Monday, June 6, 2011


Lately I've felt I am drowning.

When I am alone, when everyone is sleeping, I wonder, "what is so hard?"

But it is.

It doesn't even have to be a particular thing gone bad.  It's just so hard to get three pairs of shoes on and three people into the car and three people into their seats and three people not to hit each other.  Even if I'm calm.  Even if I'm present, it is still exhausting.

But the best advice I got from the parent coach we went to on Saturday was, "You MUST do something for yourself."

So I did.  Yesterday I went to the mall.  I know, that is completely out of character for me.  I had not set foot in the mall to shop in months and months, I honestly don't remember when.  I've been to the play areas but not just to walk and look at things.  It was intoxicating.  It was bright and air-conditioned.  There were other people there.  And lots of beautiful shiny things that make you want them.  I went with the intention of finding a couple sun-dresses and maybe a bathing suit.  I tried to relax.  But I was watching the clock.  I can't just stay away from home forever.  I need to get back.  Oh crap, I just wasted 15 minutes of my time waiting in line at Forever 21.  I felt VERY old.  To those kids I am very old.  But they have great long dresses.  I bought none.

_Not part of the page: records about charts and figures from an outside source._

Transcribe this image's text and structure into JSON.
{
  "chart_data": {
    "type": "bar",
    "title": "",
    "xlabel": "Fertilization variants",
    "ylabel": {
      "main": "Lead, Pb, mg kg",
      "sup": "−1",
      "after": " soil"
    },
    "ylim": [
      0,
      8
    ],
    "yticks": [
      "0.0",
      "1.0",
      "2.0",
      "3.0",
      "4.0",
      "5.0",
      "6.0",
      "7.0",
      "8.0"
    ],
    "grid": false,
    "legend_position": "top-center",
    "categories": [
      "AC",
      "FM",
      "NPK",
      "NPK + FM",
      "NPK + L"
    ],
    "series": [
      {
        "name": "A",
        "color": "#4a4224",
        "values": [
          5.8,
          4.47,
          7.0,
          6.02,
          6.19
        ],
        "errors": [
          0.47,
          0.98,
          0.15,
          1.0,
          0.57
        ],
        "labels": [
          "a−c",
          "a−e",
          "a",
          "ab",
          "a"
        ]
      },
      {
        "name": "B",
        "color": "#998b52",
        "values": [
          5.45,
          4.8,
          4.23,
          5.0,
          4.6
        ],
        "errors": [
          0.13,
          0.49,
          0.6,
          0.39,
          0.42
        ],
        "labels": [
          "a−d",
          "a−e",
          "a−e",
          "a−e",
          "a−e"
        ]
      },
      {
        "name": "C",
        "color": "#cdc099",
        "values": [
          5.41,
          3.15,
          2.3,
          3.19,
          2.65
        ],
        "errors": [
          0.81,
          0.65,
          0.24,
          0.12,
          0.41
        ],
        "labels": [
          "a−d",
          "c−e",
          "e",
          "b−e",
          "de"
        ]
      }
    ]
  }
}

But I did find a bathing suit that supports my poor sad boobs.  I actually feel good in it...not as good as I did in the bathing suit I wore last time I was in Play del Carmen for my friends' wedding.  I made them all look at me.  But in this one I do feel a little more feminine and a little less like a cave woman.  Shopping does not fill me the way I want to be filled, but I was a little more relieved to have a good swimsuit.  But I left the mall with mediocre resolution.  I am not a shopper.

And then today I went to the YMCA.  I dropped off those babies for my 90 free minutes of babysitting.

And I went swimming.  I swam and swam and swam.  It felt glorious and smooth and tiring.  It felt meditative and relaxing.  I felt all that tension, all that Cortisol, all that misery just melt into that pool.  I watched myself do stroke after stroke after stroke through the clear blue water.  Breath.  Stroke. Stroke.  Breath.  I felt my legs tire and my arms begin to ache.  And yet I kept on swimming until that was all I was thinking.  I love freestyle, the rhythm of the breathing.  And then I do the backstroke, my ears under the water, listening to the movement.  It is so exhausting in a completely amazing way.  And you're in the water, which buoys you and makes you feel refreshed.

After I finished and showered, I still had a little bit of time.  So I drank some of their free coffee and read US Weekly and relaxed.

So, now I'm floating.  I feel relieved and still within for the first time in a long while.  I need to keep doing this.

I need to stop drowning and keep on swimming.  And now I feel a little better doing it in my new suit.


kc said...

Glad you're swimming. Your line about drowning reminds me of a line from a Stevie Smith poem (a rather depressing line, I might add):
I was much further out than you thought
And not waving but drowning.

Glad you're swimming, Heather.

Heather Minter said...

I was thinking of the same line...I just couldn't remember where I'd heard it, so I left it out. I love that.

Stevie Smith - Not Waving But Drowning

Nobody heard him, the dead man,
But still he lay moaning:
I was much further out than you thought
And not waving but drowning.

Poor chap, he always loved larking
And now he's dead
It must have been too cold for him his heart gave way,
They said.

Oh, no no no, it was too cold always
(Still the dead one lay moaning)
I was much too far out all my life
And not waving but drowning.

Sarah Park said...

It is so hard. When everyone is awake and needing you simultaneously, it is SO hard. That parent coach is right... I wish I had known to do something for myself from day one. It's still hard to make it a priority, and if I do, to not feel guilty about it.

But I firmly believe in finding a bathing suit you feel good in, and it's one of the few things I think, "I don't care how much this costs! I need this!"

I love your imagery of swimming, the negative drowning in life, but the positive and soothing swimming at the end, too.